We all have stories we tell ourselves. We have an experience and we try to make sense of it.
Whatever story is created is not done in a vacuum but within all the previous experiences and stories of life.
These stories are fundamental. They help us grapple with the unexplained and the inexplicable. They help us provide reference and perspective, context and meaning. As we grow, change, and shift, our stories can also grow, change and shift.
The problem comes not in that we have stories but in the choice or the accommodation to the stories we hold. Just as stories give support and uplift our understanding, they can also create walls and barriers which separate us from the essence of our being. We mistake our stories and our experiences for our truth. The walls separate us from seeing and feeling into the core of who we truly are. The separation divides us from our process of becoming.
Stories begin in early, early childhood when we don’t yet have a sense that we get choice about what we think about ourselves. We are inclined toward taking whatever the grown-ups around say about who we are and who we can become.
As we mature, we mistake these stories as truth. We usually do not realize that within ourselves we have the ability, the right, and the opening for our stories to help get to the core essence of self rather than hide this essence from sight.
And as we get older the stories create a patina, a shellac which becomes a fragile outer shell that we unconsciously work to protect. We fear the breaking of this shell because the breaking feels like it would be the end of the world. That our hearts could not endure what feels like must surely be an utter collapse of everything we hold dear.
In self-defense and within a sense of protection, we create more stories to help protect the worn patina of the years. We pile up and we try to forget the pain, the division, the heartache that comes from being separated from truth.
Love is attention to the whole. Not just the parts we can stand to bring out in the daylight.
Love witnesses all.
Love hears the pain and nurtures our becoming. To stand in love is not to ignore but to be willing without reservation to allow your shell to break. To allow essence to spill out.
Love allows space to become. Love allows tenderness to the uncomfortable bits. Love willingly stands in the dark with that which is not yet ready to emerge. Love is patience in this moment of undoing, of allowing the fear to well up and break through the dam we have futilely constructed.
Love gives support as we let go of the stories which no longer serve. Love helps us learn through attention and reflection about who we truly are. Love witnesses in awe the wonder of your being. And helps you find your way through the collapse.
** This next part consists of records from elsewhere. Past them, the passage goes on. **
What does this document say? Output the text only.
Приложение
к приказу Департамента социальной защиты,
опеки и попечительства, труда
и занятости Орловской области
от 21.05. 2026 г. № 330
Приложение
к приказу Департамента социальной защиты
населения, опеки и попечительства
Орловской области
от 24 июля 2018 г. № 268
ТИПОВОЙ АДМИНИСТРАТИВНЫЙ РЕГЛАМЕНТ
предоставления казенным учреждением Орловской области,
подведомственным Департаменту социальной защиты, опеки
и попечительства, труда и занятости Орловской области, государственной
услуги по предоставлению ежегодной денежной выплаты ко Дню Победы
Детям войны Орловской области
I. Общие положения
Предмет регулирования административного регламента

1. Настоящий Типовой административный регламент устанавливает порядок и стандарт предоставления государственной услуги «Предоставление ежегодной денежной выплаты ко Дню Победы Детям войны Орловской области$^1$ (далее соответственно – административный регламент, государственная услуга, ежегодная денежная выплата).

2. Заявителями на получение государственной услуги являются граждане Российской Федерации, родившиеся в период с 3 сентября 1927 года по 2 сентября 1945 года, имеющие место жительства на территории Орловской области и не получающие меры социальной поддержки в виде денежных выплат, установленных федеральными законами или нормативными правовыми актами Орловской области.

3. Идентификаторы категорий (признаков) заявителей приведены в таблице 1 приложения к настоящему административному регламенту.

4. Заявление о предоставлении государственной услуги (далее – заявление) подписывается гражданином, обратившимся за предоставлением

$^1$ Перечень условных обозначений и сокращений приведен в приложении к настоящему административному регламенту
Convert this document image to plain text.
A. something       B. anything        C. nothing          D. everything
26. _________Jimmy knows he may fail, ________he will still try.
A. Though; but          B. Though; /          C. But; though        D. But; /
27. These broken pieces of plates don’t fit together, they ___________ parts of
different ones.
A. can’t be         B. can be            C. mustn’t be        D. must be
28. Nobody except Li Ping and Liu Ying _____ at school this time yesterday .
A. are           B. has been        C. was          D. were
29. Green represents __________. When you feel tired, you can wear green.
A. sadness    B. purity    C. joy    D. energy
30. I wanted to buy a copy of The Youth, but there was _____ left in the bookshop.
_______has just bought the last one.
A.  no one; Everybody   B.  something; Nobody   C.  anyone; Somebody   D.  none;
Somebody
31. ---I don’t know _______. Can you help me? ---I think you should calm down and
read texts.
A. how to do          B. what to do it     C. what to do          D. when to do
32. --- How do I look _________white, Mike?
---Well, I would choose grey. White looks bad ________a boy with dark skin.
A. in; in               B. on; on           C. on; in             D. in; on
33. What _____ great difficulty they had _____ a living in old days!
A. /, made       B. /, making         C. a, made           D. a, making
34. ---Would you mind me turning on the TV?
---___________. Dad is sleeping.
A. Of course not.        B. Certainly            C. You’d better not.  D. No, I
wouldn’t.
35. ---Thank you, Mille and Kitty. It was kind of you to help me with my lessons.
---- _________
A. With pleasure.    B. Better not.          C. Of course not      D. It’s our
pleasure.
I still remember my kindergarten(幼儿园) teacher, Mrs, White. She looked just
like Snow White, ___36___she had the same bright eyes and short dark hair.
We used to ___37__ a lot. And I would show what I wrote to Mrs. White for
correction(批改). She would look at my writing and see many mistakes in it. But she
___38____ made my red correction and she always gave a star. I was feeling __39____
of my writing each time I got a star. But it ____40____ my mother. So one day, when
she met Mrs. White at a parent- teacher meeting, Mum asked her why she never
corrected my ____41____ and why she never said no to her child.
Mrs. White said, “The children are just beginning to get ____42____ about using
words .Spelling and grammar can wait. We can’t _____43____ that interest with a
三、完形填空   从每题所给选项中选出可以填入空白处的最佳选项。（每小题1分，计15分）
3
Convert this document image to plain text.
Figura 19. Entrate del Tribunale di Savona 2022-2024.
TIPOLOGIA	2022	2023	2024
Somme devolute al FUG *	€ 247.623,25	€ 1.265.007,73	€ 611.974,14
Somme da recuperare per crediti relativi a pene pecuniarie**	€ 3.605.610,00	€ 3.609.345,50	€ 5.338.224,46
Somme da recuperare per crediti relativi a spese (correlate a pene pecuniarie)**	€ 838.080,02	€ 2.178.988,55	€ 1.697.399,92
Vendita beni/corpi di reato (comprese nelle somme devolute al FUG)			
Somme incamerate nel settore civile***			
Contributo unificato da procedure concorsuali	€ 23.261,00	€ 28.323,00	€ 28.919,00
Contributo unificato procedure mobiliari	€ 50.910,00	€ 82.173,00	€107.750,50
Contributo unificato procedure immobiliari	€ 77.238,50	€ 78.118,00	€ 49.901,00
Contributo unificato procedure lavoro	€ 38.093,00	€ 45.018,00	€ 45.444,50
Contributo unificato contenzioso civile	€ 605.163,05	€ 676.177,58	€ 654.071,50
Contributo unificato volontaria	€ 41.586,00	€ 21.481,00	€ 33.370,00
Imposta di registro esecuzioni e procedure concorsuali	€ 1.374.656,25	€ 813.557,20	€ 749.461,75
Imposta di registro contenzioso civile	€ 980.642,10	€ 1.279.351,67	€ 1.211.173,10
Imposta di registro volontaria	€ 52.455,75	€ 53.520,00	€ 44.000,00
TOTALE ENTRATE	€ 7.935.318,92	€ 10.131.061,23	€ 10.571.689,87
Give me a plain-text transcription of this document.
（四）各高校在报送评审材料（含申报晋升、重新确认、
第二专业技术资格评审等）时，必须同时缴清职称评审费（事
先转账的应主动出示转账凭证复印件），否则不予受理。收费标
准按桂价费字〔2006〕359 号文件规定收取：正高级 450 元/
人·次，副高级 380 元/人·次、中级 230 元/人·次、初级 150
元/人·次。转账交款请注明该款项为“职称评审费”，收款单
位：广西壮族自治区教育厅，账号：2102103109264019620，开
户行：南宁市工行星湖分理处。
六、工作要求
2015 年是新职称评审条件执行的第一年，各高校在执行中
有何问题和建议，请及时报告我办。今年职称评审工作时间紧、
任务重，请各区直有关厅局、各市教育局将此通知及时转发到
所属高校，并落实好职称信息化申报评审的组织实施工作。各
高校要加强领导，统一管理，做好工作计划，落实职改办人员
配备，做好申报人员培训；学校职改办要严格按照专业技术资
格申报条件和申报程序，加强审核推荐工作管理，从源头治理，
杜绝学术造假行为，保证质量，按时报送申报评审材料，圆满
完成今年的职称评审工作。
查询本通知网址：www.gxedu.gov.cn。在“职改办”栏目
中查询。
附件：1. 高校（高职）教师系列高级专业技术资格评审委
I wish I could say that once you have broken through you are done. But that’s not been my experience in life. I have experienced many collapses, moments I did not think my heart could endure. In large part, I think of my spiritual journey as the path I have chosen because of the collapses. I always feel something fundamental shift within. And for a while I am left with a sense of not knowing. Not knowing why, not knowing how, not knowing where from here.
When the breakdown occurs, I have found that somehow I make it through. And I am going to have to trust that somehow that will happen in this moment. Through the attention of Love, I will find my way past fearfully told stories, allowing myself to choose new stories to support the expansion of my becoming. In Love, with Love, the essence of my being steps forward.